Star Wars: Visions — Season 3 Is a Disappointing Step Back

Lah Kara uses the force to cut through a door in Star Wars: Visions The Ninth Jedi: Child of Hope Image: Production I.G

Star Wars: Visions debuted in 2021 as a bold experiment: nine distinct anime studios were invited to reinterpret the Star Wars mythos in short-film form. The results were wildly varied — from a Hutt-fronted rock group to a frenetic duel between mirror-image Sith — and the series broadened its horizons in season 2, welcoming international studios including Aardman and Cartoon Saloon to produce episodes with strikingly different tones and textures.

It’s disappointing, then, that season 3 feels like a retreat. The new volume narrows its contributors back to Japanese houses and revisits three stories from the original run — “The Duel: Payback,” “The Ninth Jedi: Child of Hope,” and “The Lost Ones.” That reliance on follow-ups highlights a growing tendency from Disney to fold anthology pieces into existing continuity rather than letting them function as standalone experiments.

109_KCB0190_comp_v003.1018 Image: Marvel Studios

When What If…? was first announced in 2019 it promised a sandbox for the Marvel Cinematic Universe to explore alternate possibilities. Instead, the series increasingly stitched its episodes into an intricated multiversal tapestry. Standalone curios like a party-focused Thor episode or an offbeat subplot about Darcy and Howard the Duck ultimately fed into a larger throughline, while the most striking take on Doctor Strange — a condensed, potent tale — was later subsumed into season-long arcs, undercutting the show’s initial premise of isolated “what-if” vignettes.

The miniseries Eyes of Wakanda offers a similar case: it follows different Wakandan agents across eras but gradually coalesces into a direct prelude to Black Panther. By doubling down on ties to Erik Killmonger’s impact, the series sacrifices the opportunity to deliver more varied, self-contained tales within one of the franchise’s most intriguing locales.

F's former master wields a red lightsaber in a field of red roses in Star Wars: Visions The Lost Ones Image: Kinema Citrus

The deluge of interlinked Marvel and Star Wars content on Disney+ has made following these universes feel like assigned reading. Anthologies ought to be the opposite — a place to breathe, experiment, and surprise. Yet season 3 of Visions frequently asks viewers to recall plot beats from episodes released four years earlier in order to make sense of what’s happening now.

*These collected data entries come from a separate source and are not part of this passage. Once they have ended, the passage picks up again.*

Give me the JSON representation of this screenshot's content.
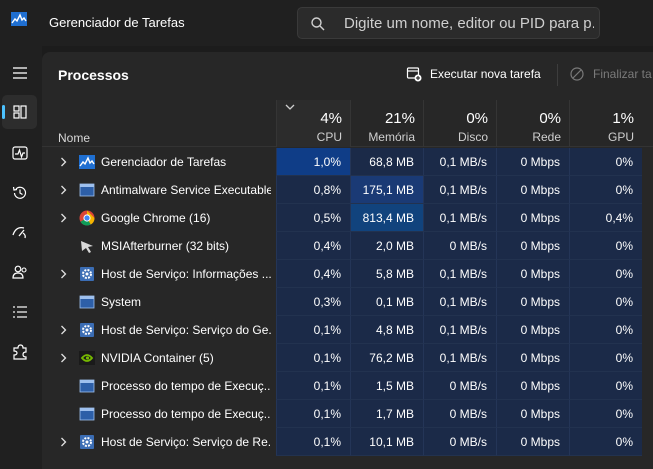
{
  "app": {
    "title": "Gerenciador de Tarefas"
  },
  "search": {
    "placeholder": "Digite um nome, editor ou PID para p..."
  },
  "sidebar": {
    "items": [
      "menu",
      "processos",
      "desempenho",
      "historico",
      "inicializacao",
      "usuarios",
      "detalhes",
      "servicos"
    ]
  },
  "page": {
    "title": "Processos"
  },
  "toolbar": {
    "run_task": "Executar nova tarefa",
    "end_task": "Finalizar ta"
  },
  "columns": {
    "name": "Nome",
    "cpu": {
      "pct": "4%",
      "label": "CPU"
    },
    "memory": {
      "pct": "21%",
      "label": "Memória"
    },
    "disk": {
      "pct": "0%",
      "label": "Disco"
    },
    "network": {
      "pct": "0%",
      "label": "Rede"
    },
    "gpu": {
      "pct": "1%",
      "label": "GPU"
    }
  },
  "processes": [
    {
      "name": "Gerenciador de Tarefas",
      "icon": "taskmgr-icon",
      "expandable": true,
      "cpu": "1,0%",
      "memory": "68,8 MB",
      "disk": "0,1 MB/s",
      "network": "0 Mbps",
      "gpu": "0%"
    },
    {
      "name": "Antimalware Service Executable",
      "icon": "service-window-icon",
      "expandable": true,
      "cpu": "0,8%",
      "memory": "175,1 MB",
      "disk": "0,1 MB/s",
      "network": "0 Mbps",
      "gpu": "0%"
    },
    {
      "name": "Google Chrome (16)",
      "icon": "chrome-icon",
      "expandable": true,
      "cpu": "0,5%",
      "memory": "813,4 MB",
      "disk": "0,1 MB/s",
      "network": "0 Mbps",
      "gpu": "0,4%"
    },
    {
      "name": "MSIAfterburner (32 bits)",
      "icon": "afterburner-icon",
      "expandable": false,
      "cpu": "0,4%",
      "memory": "2,0 MB",
      "disk": "0 MB/s",
      "network": "0 Mbps",
      "gpu": "0%"
    },
    {
      "name": "Host de Serviço: Informações ...",
      "icon": "gear-icon",
      "expandable": true,
      "cpu": "0,4%",
      "memory": "5,8 MB",
      "disk": "0,1 MB/s",
      "network": "0 Mbps",
      "gpu": "0%"
    },
    {
      "name": "System",
      "icon": "system-window-icon",
      "expandable": false,
      "cpu": "0,3%",
      "memory": "0,1 MB",
      "disk": "0,1 MB/s",
      "network": "0 Mbps",
      "gpu": "0%"
    },
    {
      "name": "Host de Serviço: Serviço do Ge...",
      "icon": "gear-icon",
      "expandable": true,
      "cpu": "0,1%",
      "memory": "4,8 MB",
      "disk": "0,1 MB/s",
      "network": "0 Mbps",
      "gpu": "0%"
    },
    {
      "name": "NVIDIA Container (5)",
      "icon": "nvidia-icon",
      "expandable": true,
      "cpu": "0,1%",
      "memory": "76,2 MB",
      "disk": "0,1 MB/s",
      "network": "0 Mbps",
      "gpu": "0%"
    },
    {
      "name": "Processo do tempo de Execuç...",
      "icon": "system-window-icon",
      "expandable": false,
      "cpu": "0,1%",
      "memory": "1,5 MB",
      "disk": "0 MB/s",
      "network": "0 Mbps",
      "gpu": "0%"
    },
    {
      "name": "Processo do tempo de Execuç...",
      "icon": "system-window-icon",
      "expandable": false,
      "cpu": "0,1%",
      "memory": "1,7 MB",
      "disk": "0 MB/s",
      "network": "0 Mbps",
      "gpu": "0%"
    },
    {
      "name": "Host de Serviço: Serviço de Re...",
      "icon": "gear-icon",
      "expandable": true,
      "cpu": "0,1%",
      "memory": "10,1 MB",
      "disk": "0 MB/s",
      "network": "0 Mbps",
      "gpu": "0%"
    }
  ],
  "colors": {
    "accent": "#4cc2ff",
    "cell": "#1b2a48",
    "hot_cell": "#0f3d87"
  }
}
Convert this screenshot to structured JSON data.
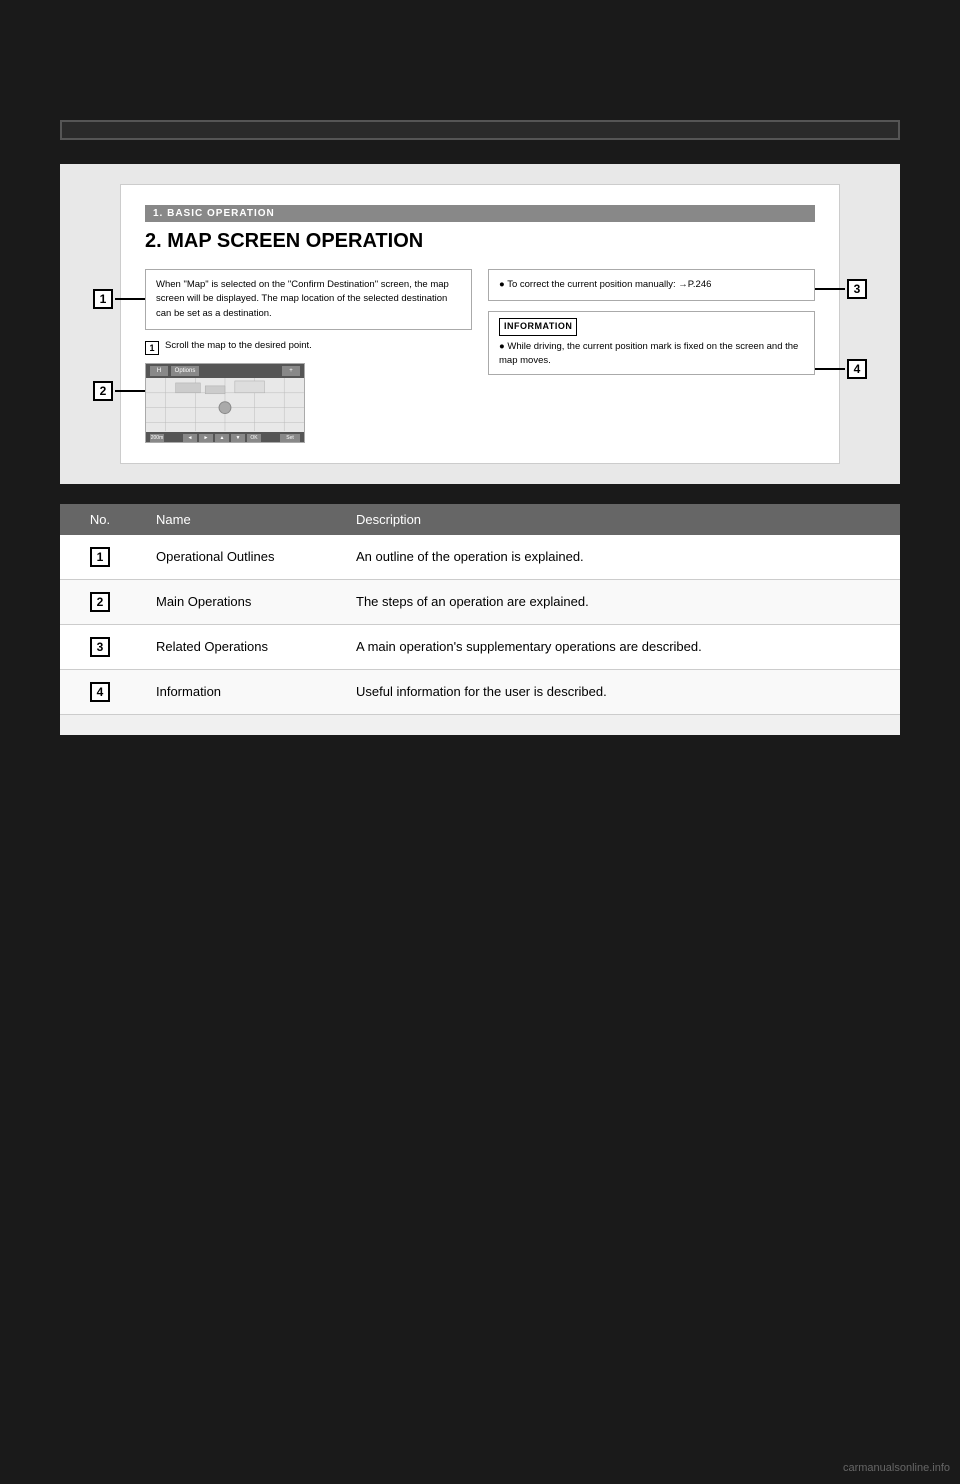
{
  "page": {
    "background": "#1a1a1a"
  },
  "header": {
    "bar_label": ""
  },
  "manual": {
    "section_label": "1. BASIC OPERATION",
    "title": "2. MAP SCREEN OPERATION",
    "text_box1": "When \"Map\" is selected on the \"Confirm Destination\" screen, the map screen will be displayed. The map location of the selected destination can be set as a destination.",
    "related_op_bullet": "● To correct the current position manually: →P.246",
    "info_label": "INFORMATION",
    "info_text": "● While driving, the current position mark is fixed on the screen and the map moves.",
    "step1_text": "Scroll the map to the desired point.",
    "indicators": {
      "num1": "1",
      "num2": "2",
      "num3": "3",
      "num4": "4"
    }
  },
  "table": {
    "headers": {
      "no": "No.",
      "name": "Name",
      "description": "Description"
    },
    "rows": [
      {
        "no": "1",
        "name": "Operational Outlines",
        "description": "An outline of the operation is explained."
      },
      {
        "no": "2",
        "name": "Main Operations",
        "description": "The steps of an operation are explained."
      },
      {
        "no": "3",
        "name": "Related Operations",
        "description": "A main operation's supplementary operations are described."
      },
      {
        "no": "4",
        "name": "Information",
        "description": "Useful information for the user is described."
      }
    ]
  },
  "watermark": "carmanualsonline.info"
}
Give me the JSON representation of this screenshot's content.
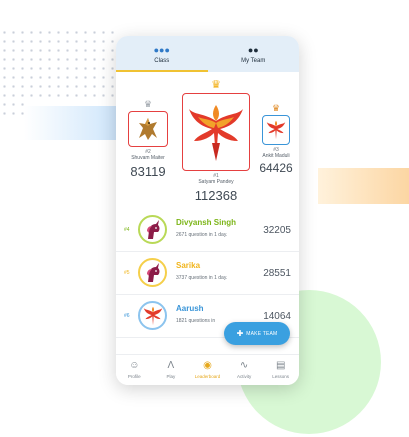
{
  "tabs": [
    {
      "label": "Class",
      "icon": "group-icon",
      "active": true
    },
    {
      "label": "My Team",
      "icon": "team-icon",
      "active": false
    }
  ],
  "podium": {
    "second": {
      "rank": "#2",
      "name": "Shuvam Maiter",
      "score": "83119",
      "avatar": "griffin-avatar"
    },
    "first": {
      "rank": "#1",
      "name": "Satyam Pandey",
      "score": "112368",
      "avatar": "phoenix-avatar"
    },
    "third": {
      "rank": "#3",
      "name": "Ankit Maduli",
      "score": "64426",
      "avatar": "phoenix-avatar"
    }
  },
  "leaderboard": [
    {
      "rank": "#4",
      "name": "Divyansh Singh",
      "questions": "2671 question in 1 day.",
      "score": "32205",
      "color": "#7cb518"
    },
    {
      "rank": "#5",
      "name": "Sarika",
      "questions": "3737 question in 1 day.",
      "score": "28551",
      "color": "#f0b41c"
    },
    {
      "rank": "#6",
      "name": "Aarush",
      "questions": "1821 questions in",
      "score": "14064",
      "color": "#3a95d8"
    }
  ],
  "fab": {
    "label": "MAKE TEAM",
    "icon": "add-person-icon"
  },
  "nav": [
    {
      "label": "Profile",
      "icon": "person-icon"
    },
    {
      "label": "Play",
      "icon": "play-icon"
    },
    {
      "label": "Leaderboard",
      "icon": "trophy-icon"
    },
    {
      "label": "Activity",
      "icon": "activity-icon"
    },
    {
      "label": "Lessons",
      "icon": "lessons-icon"
    }
  ],
  "colors": {
    "accent": "#f0c233",
    "primary": "#3aa0e0",
    "frame": "#e54040"
  }
}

Some callbacks are relatively harmless — you don’t need to rewatch The Duel to enjoy the inventive conflict in “The Duel: Payback” — and the wandering Jedi in “The Lost Ones” essentially continues the arc of the season 1 story “The Village Bride.” But the sequel to The Ninth Jedi struggles because it relies on prior context: Lah Kara’s attempt to help a melancholic droid plays against a backdrop of returning characters who mostly loiter, offering oblique hints about a larger scheme. The dangling “to be continued” lands as more tedious than tantalizing.

A screenshot from Star Wars Visions Volume 3. It depicts two individuals with lightsabers, dressed in traditional Japanese garb. They are part of a duel. Image: Disney/Lucasfilm

If Disney wants to expand promising ideas from Visions, it would make more sense to give them their own focused miniseries — the way Marvel Zombies spun out of a single What If? episode. Since The Ninth Jedi is already slated for further development as its own miniseries, that continuation would be a better home for serialized storytelling than an anthology season that should be prioritizing fresh, self-contained experiments. Historically, animated projects like Star Wars: The Clone Wars and Star Wars: Rebels have successfully introduced characters and ideas that later migrated into live-action — but those efforts didn’t come at the expense of the anthology’s variety.

Visions still shines when it embraces singular, fully realized stories. Season 3’s standout entries include the contemplative, color-rich “The Bird of Paradise,” which follows a sightless Jedi apprentice grappling with survival and identity, and the surreal, oppressive “BLACK,” a feverish piece staged during the destruction of the second Death Star. Both feel complete in themselves and underscore why the anthology format matters: it allows creators to take risks without the burden of long-form continuity. Disney already has an abundance of serialized offerings — it shouldn’t lose sight of what makes Star Wars: Visions an incubator for bold ideas.


Star Wars: Visions season 3 is streaming now on Disney Plus.